Title II of the Americans with Disabilities Act, 42 U.S.C. Section 12101 et seq., requires that public entities ensure all programs and services are accessible to individuals with disabilities. Section 504 of the Rehabilitation Act of 1973, 29 U.S.C. Section 794, prohibits disability-based discrimination in programs receiving federal financial assistance. The codes do not require that workshops be offered in accessible formats, at multiple times, or with accommodations beyond the substitute meeting option.
More broadly, any prerequisite that functions as a barrier to accessing the funding forum must itself be viewpoint neutral and not unduly burdensome under the Southworth framework. If the Treasurer uses the workshop to communicate funding guidelines that the Treasurer unilaterally created, the workshop becomes a transmission mechanism for potentially viewpoint-biased standards.
What this means for USC
None of these issues require a hostile plaintiff to become real problems. They are structural deficiencies in a system that handles mandatory student fees at a public university. The law in this area is well established. The Supreme Court decided Southworth twenty-six years ago. Rosenberger is over thirty years old. Goss v. Lopez is over fifty years old. These are not cutting-edge legal theories. They are settled constitutional requirements that USC’s student government codes do not meet.

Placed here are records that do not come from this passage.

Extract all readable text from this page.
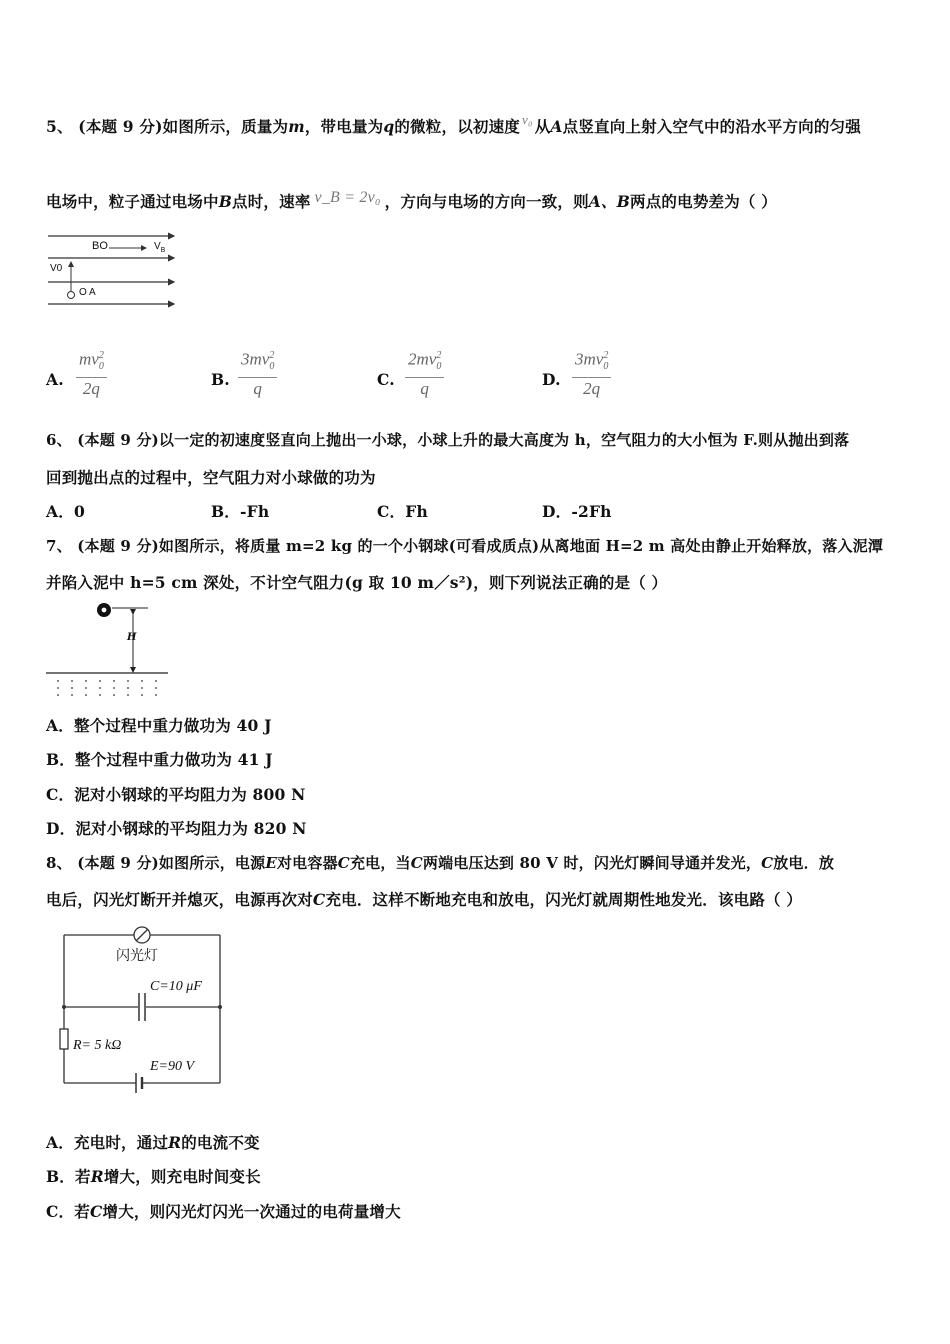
5、 (本题 9 分)如图所示，质量为m，带电量为q的微粒，以初速度 $^{v_0}$ 从A点竖直向上射入空气中的沿水平方向的匀强
电场中，粒子通过电场中B点时，速率 v_B = 2v₀ ，方向与电场的方向一致，则A、B两点的电势差为（ ）
BO	$V_B$
V0
O A
A. $\frac{mv_0^2}{2q}$	B. $\frac{3mv_0^2}{q}$	C. $\frac{2mv_0^2}{q}$	D. $\frac{3mv_0^2}{2q}$
6、 (本题 9 分)以一定的初速度竖直向上抛出一小球，小球上升的最大高度为 h，空气阻力的大小恒为 F.则从抛出到落
回到抛出点的过程中，空气阻力对小球做的功为
A．0	B．-Fh	C．Fh	D．-2Fh
7、 (本题 9 分)如图所示，将质量 m=2 kg 的一个小钢球(可看成质点)从离地面 H=2 m 高处由静止开始释放，落入泥潭
并陷入泥中 h=5 cm 深处，不计空气阻力(g 取 10 m／s²)，则下列说法正确的是（ ）
H
A．整个过程中重力做功为 40 J
B．整个过程中重力做功为 41 J
C．泥对小钢球的平均阻力为 800 N
D．泥对小钢球的平均阻力为 820 N
8、 (本题 9 分)如图所示，电源E对电容器C充电，当C两端电压达到 80 V 时，闪光灯瞬间导通并发光，C放电．放
电后，闪光灯断开并熄灭，电源再次对C充电．这样不断地充电和放电，闪光灯就周期性地发光．该电路（ ）
闪光灯
C=10 μF
R= 5 kΩ
E=90 V
A．充电时，通过R的电流不变
B．若R增大，则充电时间变长
C．若C增大，则闪光灯闪光一次通过的电荷量增大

The fix is not complicated. The university needs to require objective, written criteria for funding decisions. It needs to establish a meaningful appeal process that includes review by a nonstudent, impartial administrator. It needs to add notice-and-hearing requirements before any organization’s funding is suspended. It needs to remove the summons and perjury provisions that have no basis in state law. It needs to update the binary sex classifications in its lodging requirements. And it needs to ensure that the Finance Committee’s deliberations comply with the South Carolina Freedom of Information Act.
The Student Government Codes were last adopted on March 9, 2020 (Section 9-10). In the five years since, nobody appears to have measured them against the legal standards they are required to meet. That is a failure of oversight by the university administration, which ultimately bears responsibility for how mandatory student fees are collected and distributed.
Students deserve a funding process that is fair, transparent, and legally sound. Right now, they are paying mandatory fees into a system that is none of those things.